Rep. Joe L. Barton (Tex.), ranking GOP member of the House Energy and Commerce Committee, signaled the legislative push in a statement about his correspondence with Facebook executives on privacy issues.
"I want the Internet economy to prosper, but it can't unless the people's right to privacy means more than a right to hear excuses after the damage is done," Barton said.
Such an effort on privacy would mark an exception to the otherwise hands-off approach that the incoming GOP majority is widely expected to take toward issues affecting the high-tech and telecom industries, including regulation of broadband networks.
Action on many tech-related matters has been cast into doubt after Tuesday's defeat of Rep. Rick Boucher (D-Va.), who for years has been a force behind tech-policy legislation, particularly on privacy.
But lawmakers remain under increased pressure to move in the face of rising consumer concern about the safety of personal information online.
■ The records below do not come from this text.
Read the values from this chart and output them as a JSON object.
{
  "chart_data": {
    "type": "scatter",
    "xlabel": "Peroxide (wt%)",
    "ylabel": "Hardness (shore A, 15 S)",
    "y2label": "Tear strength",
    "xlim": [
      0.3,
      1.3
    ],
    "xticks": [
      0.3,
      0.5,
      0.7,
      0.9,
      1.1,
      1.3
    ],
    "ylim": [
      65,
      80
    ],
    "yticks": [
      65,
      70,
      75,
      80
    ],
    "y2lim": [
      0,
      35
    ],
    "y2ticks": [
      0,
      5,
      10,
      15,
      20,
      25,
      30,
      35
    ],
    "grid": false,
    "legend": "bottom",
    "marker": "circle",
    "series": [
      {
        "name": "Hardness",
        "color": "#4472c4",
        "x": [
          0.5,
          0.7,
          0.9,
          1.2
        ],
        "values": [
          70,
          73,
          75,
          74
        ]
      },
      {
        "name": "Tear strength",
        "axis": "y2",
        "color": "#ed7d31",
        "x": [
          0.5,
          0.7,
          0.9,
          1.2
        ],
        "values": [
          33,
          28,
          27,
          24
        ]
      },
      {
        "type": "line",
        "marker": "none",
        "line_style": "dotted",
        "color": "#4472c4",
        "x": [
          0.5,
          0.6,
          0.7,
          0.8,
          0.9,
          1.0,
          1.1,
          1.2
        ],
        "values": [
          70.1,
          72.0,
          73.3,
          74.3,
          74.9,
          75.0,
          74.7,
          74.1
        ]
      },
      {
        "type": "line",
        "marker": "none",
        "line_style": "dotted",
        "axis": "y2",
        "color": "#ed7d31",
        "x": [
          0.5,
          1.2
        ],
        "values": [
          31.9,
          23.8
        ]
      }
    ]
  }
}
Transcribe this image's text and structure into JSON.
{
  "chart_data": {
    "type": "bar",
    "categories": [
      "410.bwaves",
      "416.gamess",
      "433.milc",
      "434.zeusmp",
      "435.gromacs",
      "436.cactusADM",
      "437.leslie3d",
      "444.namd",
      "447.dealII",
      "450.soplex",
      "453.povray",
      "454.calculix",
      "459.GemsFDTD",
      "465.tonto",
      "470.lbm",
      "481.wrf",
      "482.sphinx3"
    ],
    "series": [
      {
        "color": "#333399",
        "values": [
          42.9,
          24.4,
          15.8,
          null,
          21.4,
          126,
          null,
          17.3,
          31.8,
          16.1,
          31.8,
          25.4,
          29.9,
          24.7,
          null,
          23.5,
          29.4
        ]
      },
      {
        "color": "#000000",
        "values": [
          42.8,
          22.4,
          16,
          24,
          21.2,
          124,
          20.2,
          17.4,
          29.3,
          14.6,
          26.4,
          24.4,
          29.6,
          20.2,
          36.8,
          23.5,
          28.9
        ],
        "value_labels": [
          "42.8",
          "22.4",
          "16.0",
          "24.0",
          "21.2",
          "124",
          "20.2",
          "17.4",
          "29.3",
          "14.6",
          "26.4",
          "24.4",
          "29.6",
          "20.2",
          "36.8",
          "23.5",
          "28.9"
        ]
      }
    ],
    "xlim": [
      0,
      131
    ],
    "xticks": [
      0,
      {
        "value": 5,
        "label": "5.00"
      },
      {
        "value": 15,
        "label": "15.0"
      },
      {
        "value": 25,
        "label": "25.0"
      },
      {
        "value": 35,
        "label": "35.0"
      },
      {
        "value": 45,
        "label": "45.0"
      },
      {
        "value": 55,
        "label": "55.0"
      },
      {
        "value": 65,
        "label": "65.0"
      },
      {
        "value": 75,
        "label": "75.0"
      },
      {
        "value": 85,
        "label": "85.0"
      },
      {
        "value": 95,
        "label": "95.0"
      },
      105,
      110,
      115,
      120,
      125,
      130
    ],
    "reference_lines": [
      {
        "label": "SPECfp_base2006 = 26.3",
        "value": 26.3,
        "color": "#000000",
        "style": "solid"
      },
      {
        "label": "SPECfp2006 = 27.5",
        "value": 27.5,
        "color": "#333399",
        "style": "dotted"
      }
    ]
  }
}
Government regulators in the United States and abroad, meanwhile, also are preparing to take a more aggressive role in enforcing privacy rules.
The Federal Trade Commission has investigated several recent cases of mishandled data and is expected to release a report within weeks recommending a framework for new privacy laws and guidance for Web firms.
Regulators in Britain on Wednesday accused Google of violating privacy laws with its accidental gathering of e-mail and passwords from residential WiFi networks.
Google said Tuesday that it had settled a class-action suit brought by Gmail users whose contact lists were exposed through social networking application Google Buzz, which resides in the e-mail program.
Analysts say the desire to protect consumers' personal information is shared by Republicans and Democrats alike and could result in new legislation in the next two years.
"Tech issues are prominent right now, and the ones that will get passed are the ones where industries understand that it is in their best interest to compromise, rather than wage political war to forestall any action," said Amy Mushahwar, a privacy lawyer at Reed Smith. "Privacy is an example of a less partisan issue that has the potential for movement, as compared to the clearly partisan battles of network neutrality."